In my compulsive spending mind, I think more about how I could spend my money and what I could spend it on, rather than do the responsible thing like, oh....I don't know....pay bills.

It's always the same story.  It's a vicious cycle.

Each pay period I tell myself that I will be responsible. I will track what I spend. I will not do any unnecessary shopping - which means staying out of the craft stores, book stores, clothing stores. Basically anywhere which requires me to pull out cash or my debit card. (I no longer have any credit cards - period.) But the debit card is just as bad. It's like using a credit card, but it's only using the cash you have on hand -- which is usually already earmarked for responsible things -- car payment, insurance, mortgage, etc.

But inevitably, the temptation kicks in and the urge grows so strong that it's literally hard to ignore that deep-seated need. And then the cycle begins. The mad dash to shop -- to buy things that I just don't need - all because I want it.

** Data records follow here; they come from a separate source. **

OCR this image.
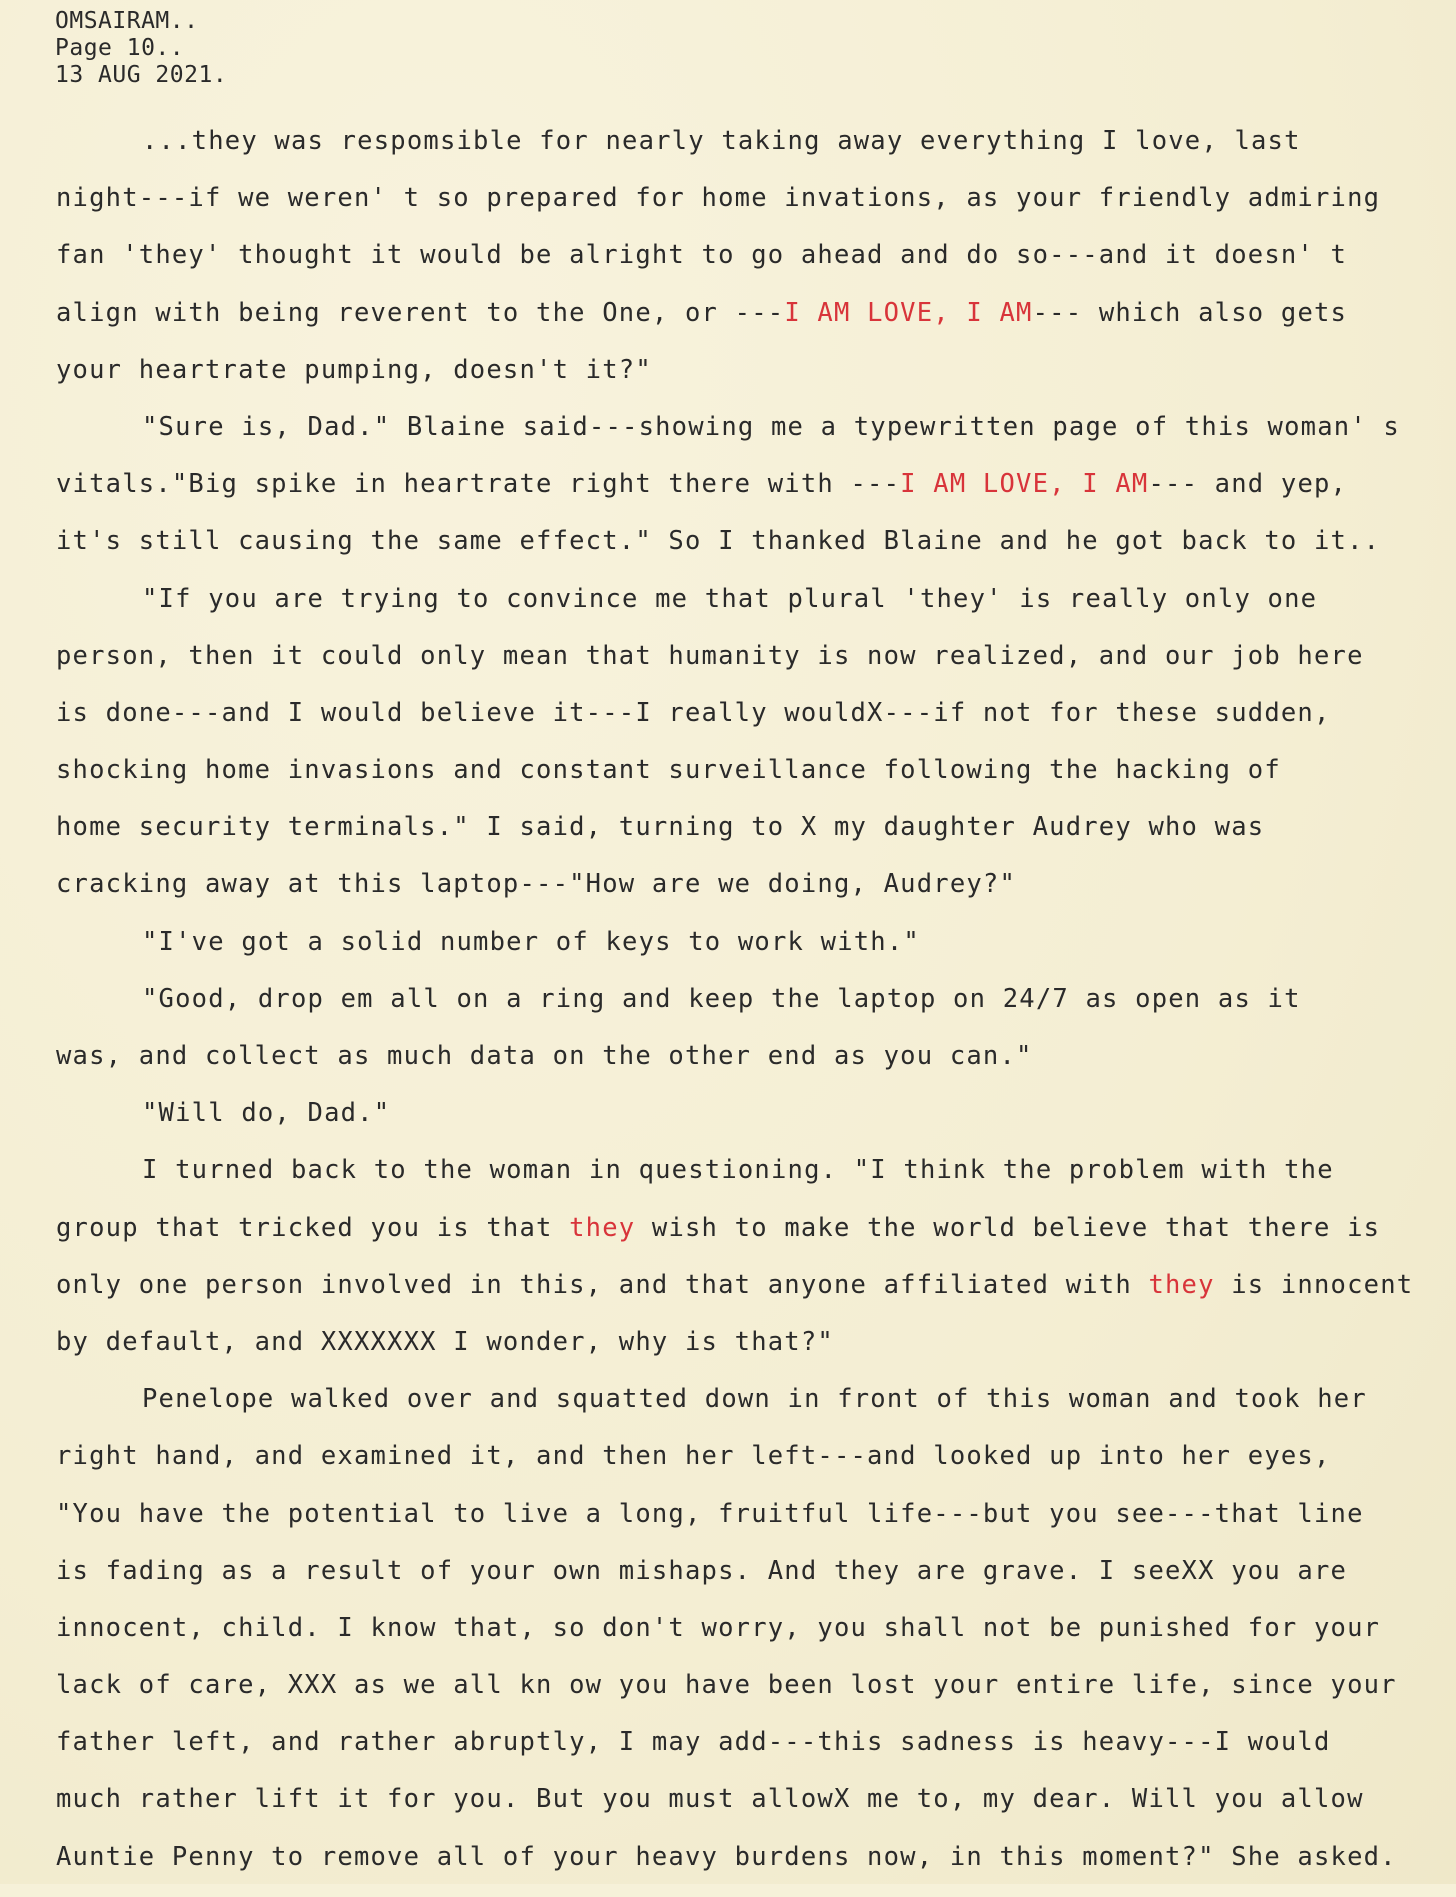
OMSAIRAM..
Page 10..
13 AUG 2021.
...they was respomsible for nearly taking away everything I love, last
night---if we weren' t so prepared for home invations, as your friendly admiring
fan 'they' thought it would be alright to go ahead and do so---and it doesn' t
align with being reverent to the One, or ---I AM LOVE, I AM--- which also gets
your heartrate pumping, doesn't it?"
"Sure is, Dad." Blaine said---showing me a typewritten page of this woman' s
vitals."Big spike in heartrate right there with ---I AM LOVE, I AM--- and yep,
it's still causing the same effect." So I thanked Blaine and he got back to it..
"If you are trying to convince me that plural 'they' is really only one
person, then it could only mean that humanity is now realized, and our job here
is done---and I would believe it---I really wouldX---if not for these sudden,
shocking home invasions and constant surveillance following the hacking of
home security terminals." I said, turning to X my daughter Audrey who was
cracking away at this laptop---"How are we doing, Audrey?"
"I've got a solid number of keys to work with."
"Good, drop em all on a ring and keep the laptop on 24/7 as open as it
was, and collect as much data on the other end as you can."
"Will do, Dad."
I turned back to the woman in questioning. "I think the problem with the
group that tricked you is that they wish to make the world believe that there is
only one person involved in this, and that anyone affiliated with they is innocent
by default, and XXXXXXX I wonder, why is that?"
Penelope walked over and squatted down in front of this woman and took her
right hand, and examined it, and then her left---and looked up into her eyes,
"You have the potential to live a long, fruitful life---but you see---that line
is fading as a result of your own mishaps. And they are grave. I seeXX you are
innocent, child. I know that, so don't worry, you shall not be punished for your
lack of care, XXX as we all kn ow you have been lost your entire life, since your
father left, and rather abruptly, I may add---this sadness is heavy---I would
much rather lift it for you. But you must allowX me to, my dear. Will you allow
Auntie Penny to remove all of your heavy burdens now, in this moment?" She asked.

I have to have it, although I don't know why. The euphoria of finding good deals. Of finding something I really like and instead of buying just one - I buy one of every basic color. At craft stores I'll buy supplies, telling myself all the while that it's a project that I'll get to. When in reality I've got LOTS of projects I'll "get to" sitting in my garage, my laundry room, on my living room floor.

But then there's the other side. The downside once the binge is over. The buyer's remorse that sets in. The guilt that eats me up inside. The negative self-talk that I go through over and over and over. And it's always the same.

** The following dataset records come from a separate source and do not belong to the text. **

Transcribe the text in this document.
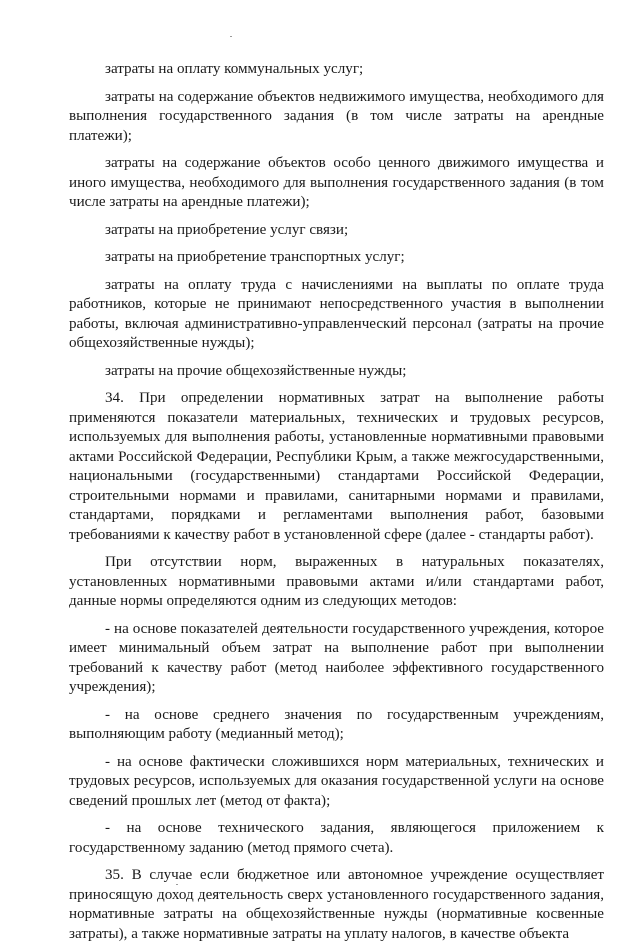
затраты на оплату коммунальных услуг;

затраты на содержание объектов недвижимого имущества, необходимого для выполнения государственного задания (в том числе затраты на арендные платежи);

затраты на содержание объектов особо ценного движимого имущества и иного имущества, необходимого для выполнения государственного задания (в том числе затраты на арендные платежи);

затраты на приобретение услуг связи;

затраты на приобретение транспортных услуг;

затраты на оплату труда с начислениями на выплаты по оплате труда работников, которые не принимают непосредственного участия в выполнении работы, включая административно-управленческий персонал (затраты на прочие общехозяйственные нужды);

затраты на прочие общехозяйственные нужды;

34. При определении нормативных затрат на выполнение работы применяются показатели материальных, технических и трудовых ресурсов, используемых для выполнения работы, установленные нормативными правовыми актами Российской Федерации, Республики Крым, а также межгосударственными, национальными (государственными) стандартами Российской Федерации, строительными нормами и правилами, санитарными нормами и правилами, стандартами, порядками и регламентами выполнения работ, базовыми требованиями к качеству работ в установленной сфере (далее - стандарты работ).

При отсутствии норм, выраженных в натуральных показателях, установленных нормативными правовыми актами и/или стандартами работ, данные нормы определяются одним из следующих методов:

- на основе показателей деятельности государственного учреждения, которое имеет минимальный объем затрат на выполнение работ при выполнении требований к качеству работ (метод наиболее эффективного государственного учреждения);

- на основе среднего значения по государственным учреждениям, выполняющим работу (медианный метод);

- на основе фактически сложившихся норм материальных, технических и трудовых ресурсов, используемых для оказания государственной услуги на основе сведений прошлых лет (метод от факта);

- на основе технического задания, являющегося приложением к государственному заданию (метод прямого счета).

35. В случае если бюджетное или автономное учреждение осуществляет приносящую доход деятельность сверх установленного государственного задания, нормативные затраты на общехозяйственные нужды (нормативные косвенные затраты), а также нормативные затраты на уплату налогов, в качестве объекта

"You're so stupid. How could you do that again"

"You just have no self-control."

"You're useless and worthless. If you can't control this, then no wonder your life is so screwed up."

"You're such a disappointment to everyone."

And then once I finish that conversation, I just tell myself that I'll "make it right" by taking some stuff back. Completing the cycle. At least until it starts all over again.

So we have -- the urge, the act, the euphoria, the remorse, the guilt, the self-hatred, the return (act of contrition).

In the midst of all this, I would try to hide my spending. Trying to stay one step ahead. Trying to detour my husband from wanting to spend money -- usually on stuff for the house. I'd get angry when he'd want to spend money on a 6-pack or go to Happy Hour. I recognize that as displaced anger. Anger towards him, when I'm internally angry with myself.

In Debtors Anonymous, we are taught to immediately start tracking our spending and to take it one day at a time. In my case, it has to be one hour at a time. We are also encouraged to be held accountable - which is where this blog and FB page comes in.

By writing and sharing, I am holding myself accountable. And just for today, I will take it one hour at a time.